By Zach Hagadone
What the late, great Warren Miller did for ski movies, Thunderstruck Films has been doing for snowmobiling with more than 20 films since 2000.
The Colorado-based company helped pioneer the genre of snowmobiling movies with its Thunderstruck films — a series that this year reached 18 installments and with the latest set to screen Friday, Nov. 29 at the Panida Theater.
Presented by the Idaho Panhandle Avalanche Center and showing at 6 p.m., Thunderstruck 18 is currently touring throughout the West in both the United States and Canada. The Panida show follows a premiere in Calgary, Alberta and will be followed by a Nov. 30 screening in Revelstoke, B.C.
Team Thunderstruck specializes in pushing the sport of backcountry snowmobiling to its outer limits with insane hill climbs, hair-raising crashes and death-defying jumps in awe-inspiring locales. Quick-cuts and driving music fuel every Thunderstruck film, amounting to a feature-length feast of super-charged excitement as expert riders show just what can be done with a good sled and no small amount of chutzpah.
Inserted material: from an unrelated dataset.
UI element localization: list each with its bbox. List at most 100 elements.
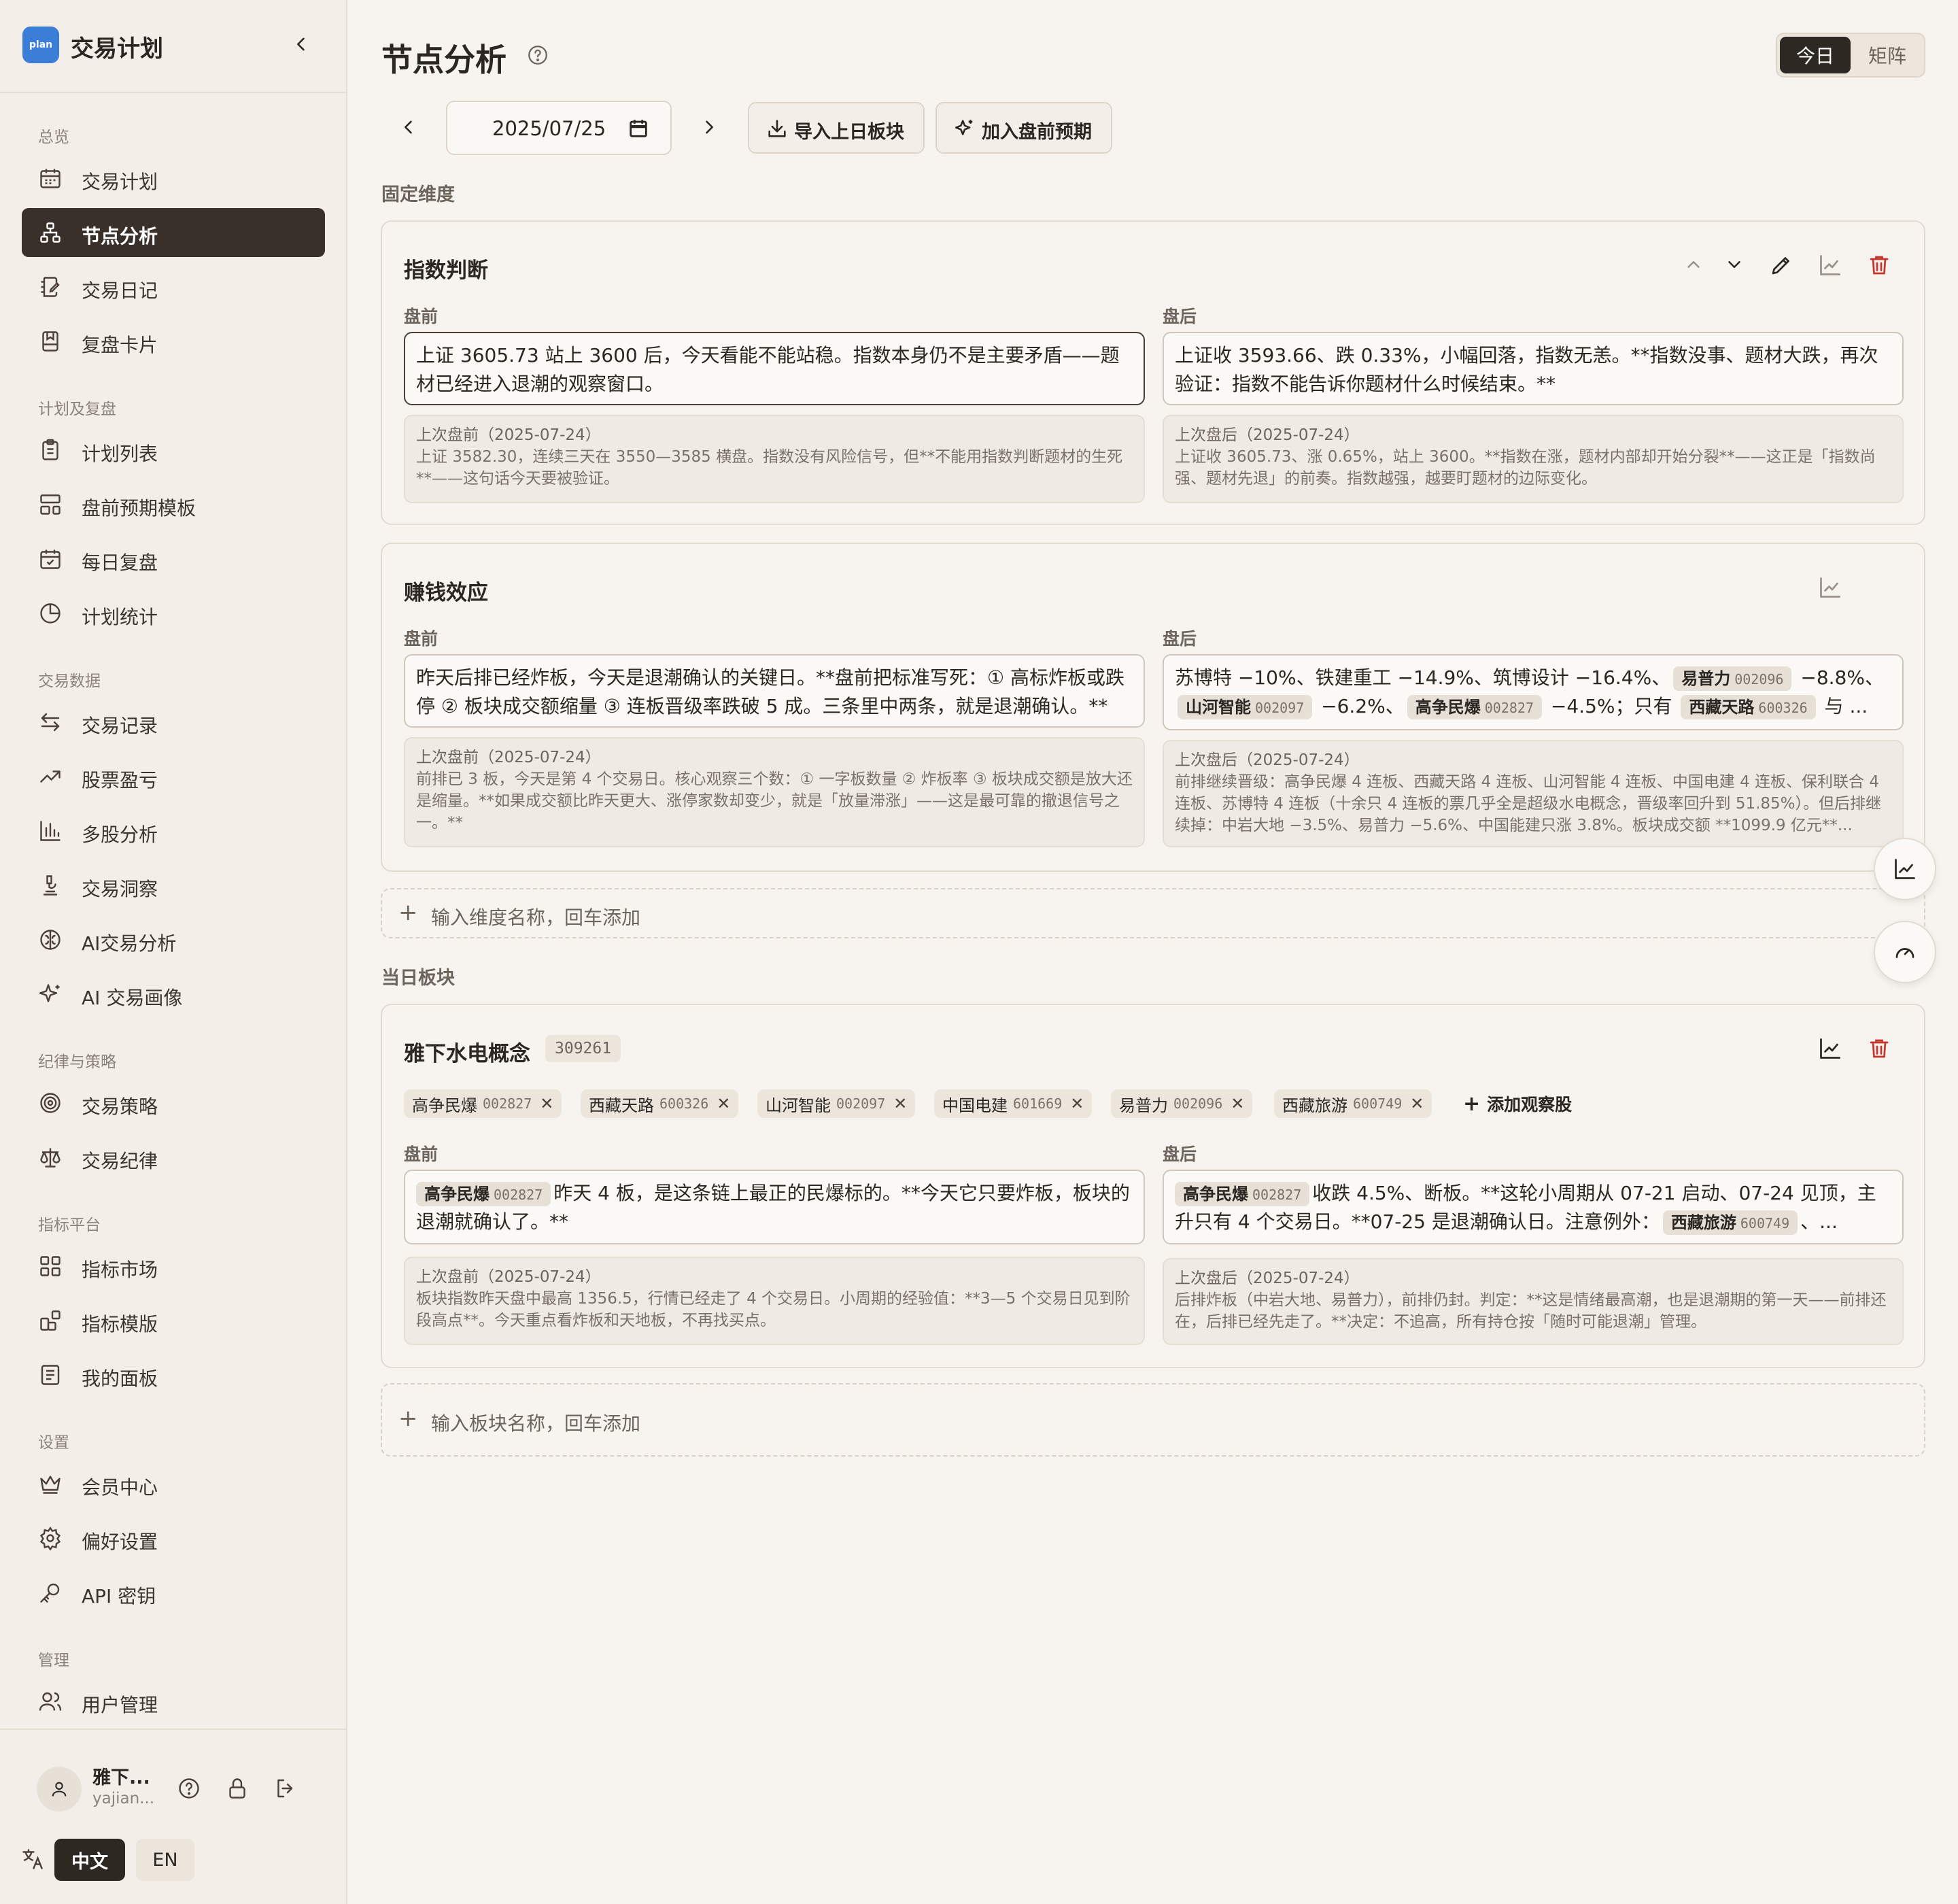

Founded in 1996 by rider Jim Phalen, who started with little more than a handy-cam and some friends, the company has since grown into “the only snowmobiling film in the world that incorporates every genre and style of western riding,” according to snowest.com.
The Thunderstruck series has piled up a good number of awards over the years, including “Best Rider in a Snowmobile Film” from Xtremey five times between 2004 and 2008. A host of more than 20 international riders make up the team, including a few Idahoans such as Riley Jensen-Hoyle, of Island Park; Julio Eiguren, of Boise by way of Australia; Mark Mesenbrink, of Hayden; Sid Huntsman, of Idaho Falls; and John Outhet, of Star.
As the company’s mission statement puts it: “Thunderstruck Films mission is to promote the sport of snowmobiling through the filming of our crazy antics and to hope that no one ever tries to repeat what we do in our films!”
Fair enough, but it’s definitely recommended that you watch those antics on film if you’re a fan of high-energy backcountry motorsports, complete with amazing deep powder sledding and stellar cinematography.